IISv5 has a "Hit-highlighting" functionality that opens some site
object and highlights some part of it; that has had a transversal
vulnerability in the past. Now it can be used to bypass the IIS
authentication.

This is poorly documented at KnowledgeBase
http://support.microsoft.com/kb/328832, the real impact is detailed above.

III. DESCRIPTION
-------------------------
Any Internet user can access the private web directories and files of
any IISv5 web, by highlighting it with "Hit-highlighting". To use this
functionality the user has to supply the CiWebhitsfile parameter to
the null.htw object.

The null.htw object has to be accessed from a non-existant directory,
for example http://anyiisweb.com/foo/null.htw

It is possible to use null.htw or other object specified at the
CiTemplate template.

IV. PROOF OF CONCEPT
-------------------------
https://anyiis5.com/authBypass/null.htw?CiWebhitsfile=/protectedfile.aspx&CiRestriction=b&CiHiliteType=full
https://anyiis5.com/authBypass/null.htw?CiWebhitsfile=/some/secretfile.txt&CiRestriction=b&CiHiliteType=full

V. BUSINESS IMPACT
-------------------------
The impact depends on the web contents.

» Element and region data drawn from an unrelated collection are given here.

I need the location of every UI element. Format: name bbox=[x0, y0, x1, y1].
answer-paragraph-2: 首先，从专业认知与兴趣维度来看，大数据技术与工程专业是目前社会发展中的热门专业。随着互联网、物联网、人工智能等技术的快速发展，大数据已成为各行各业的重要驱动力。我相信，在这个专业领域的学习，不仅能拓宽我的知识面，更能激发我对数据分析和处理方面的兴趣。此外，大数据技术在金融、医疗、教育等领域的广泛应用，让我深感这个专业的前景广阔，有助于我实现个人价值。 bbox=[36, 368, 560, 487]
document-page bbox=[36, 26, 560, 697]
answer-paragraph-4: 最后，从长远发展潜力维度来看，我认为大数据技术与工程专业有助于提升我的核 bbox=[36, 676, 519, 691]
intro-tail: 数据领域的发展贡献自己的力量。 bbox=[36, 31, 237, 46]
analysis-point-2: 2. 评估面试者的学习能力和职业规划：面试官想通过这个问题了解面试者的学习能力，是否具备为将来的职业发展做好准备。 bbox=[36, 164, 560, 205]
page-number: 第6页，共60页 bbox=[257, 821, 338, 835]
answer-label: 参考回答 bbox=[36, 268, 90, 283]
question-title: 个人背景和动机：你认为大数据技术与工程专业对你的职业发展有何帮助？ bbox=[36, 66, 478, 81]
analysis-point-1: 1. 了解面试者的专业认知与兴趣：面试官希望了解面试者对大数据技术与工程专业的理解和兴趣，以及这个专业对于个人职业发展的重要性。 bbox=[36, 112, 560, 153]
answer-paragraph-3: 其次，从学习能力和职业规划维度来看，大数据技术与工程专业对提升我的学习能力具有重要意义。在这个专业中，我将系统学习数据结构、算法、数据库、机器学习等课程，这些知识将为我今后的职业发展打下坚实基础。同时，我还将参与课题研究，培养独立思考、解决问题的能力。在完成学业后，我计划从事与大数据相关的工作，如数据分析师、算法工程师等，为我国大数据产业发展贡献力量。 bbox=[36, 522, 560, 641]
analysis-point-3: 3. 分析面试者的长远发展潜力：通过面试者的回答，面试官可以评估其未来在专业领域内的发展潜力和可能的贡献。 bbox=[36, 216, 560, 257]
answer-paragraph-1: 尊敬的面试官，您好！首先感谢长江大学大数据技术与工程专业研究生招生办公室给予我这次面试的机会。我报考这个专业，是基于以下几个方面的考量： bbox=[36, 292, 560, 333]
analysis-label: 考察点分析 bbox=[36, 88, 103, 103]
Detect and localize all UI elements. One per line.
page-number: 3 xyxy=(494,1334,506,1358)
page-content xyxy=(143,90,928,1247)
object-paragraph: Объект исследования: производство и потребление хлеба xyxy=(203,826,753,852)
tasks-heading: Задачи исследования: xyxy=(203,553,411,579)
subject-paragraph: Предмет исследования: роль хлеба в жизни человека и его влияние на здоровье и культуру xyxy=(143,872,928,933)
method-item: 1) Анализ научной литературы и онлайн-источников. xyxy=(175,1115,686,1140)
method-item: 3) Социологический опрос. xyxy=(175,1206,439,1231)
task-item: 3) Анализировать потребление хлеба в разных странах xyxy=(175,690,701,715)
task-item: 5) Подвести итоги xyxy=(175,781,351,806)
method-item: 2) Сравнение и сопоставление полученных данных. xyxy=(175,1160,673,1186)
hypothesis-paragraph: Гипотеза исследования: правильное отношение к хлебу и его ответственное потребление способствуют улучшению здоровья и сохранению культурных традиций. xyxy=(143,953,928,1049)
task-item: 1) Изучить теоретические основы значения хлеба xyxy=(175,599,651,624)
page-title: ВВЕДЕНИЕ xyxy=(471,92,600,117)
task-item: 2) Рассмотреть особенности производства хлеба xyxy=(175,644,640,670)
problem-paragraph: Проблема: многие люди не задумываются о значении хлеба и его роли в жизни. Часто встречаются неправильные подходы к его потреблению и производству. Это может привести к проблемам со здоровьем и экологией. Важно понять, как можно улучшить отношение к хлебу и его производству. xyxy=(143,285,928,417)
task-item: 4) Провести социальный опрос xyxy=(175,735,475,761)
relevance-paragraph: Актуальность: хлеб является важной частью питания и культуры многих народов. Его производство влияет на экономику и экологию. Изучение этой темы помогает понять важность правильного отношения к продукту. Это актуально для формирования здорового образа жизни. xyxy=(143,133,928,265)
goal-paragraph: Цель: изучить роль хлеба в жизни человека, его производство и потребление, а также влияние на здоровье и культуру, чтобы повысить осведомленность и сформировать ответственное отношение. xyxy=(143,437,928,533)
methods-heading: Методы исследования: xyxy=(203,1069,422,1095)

Attackers could gain access to
all protected documents, and ASP code.

When an attacker accesses a trusted zone, the probability to get
command execution is higher.

VI. SYSTEMS AFFECTED
-------------------------
Internet Information Services Version 5, any Service Pack.

VII. SOLUTION
-------------------------
Protect the files from the NTFS filesystem instead of relying on the
IIS protection.

Microsoft recommends not to use IISv5 and update to IISv6.

VIII. REFERENCES
-------------------------
http://support.microsoft.com/kb/328832

IX. CREDITS
-------------------------
This vulnerability has been discovered and reported
by Jesus Olmos Gonzalez (jolmos (at) isecauditors (dot) com)

X. REVISION HISTORY
-------------------------
December  15, 2006: Initial release
March     19, 2007: Latest revision
March     27, 2007: First notification to the vendor.
                    Response: under revision.
April     11, 2007: The vendor considers little changes in their KB.
April     12, 2007: We accept it and propose add comments about the
                    severity of the problem. Rejected by vendor.
May       21, 2007: Published. As the publish information is
                    considered really not detailed.

XI. DISCLOSURE TIMELINE
-------------------------
December  15, 2006: Vulnerability acquired by
                    Jesus Olmos Gonzalez (Internet Security Auditors)

XII. LEGAL NOTICES
-------------------------
The information contained within this advisory is supplied "as-is"
with no warranties or guarantees of fitness of use or otherwise.
Internet Security Auditors, S.L. accepts no responsibility for any
damage caused by the use or misuse of this information.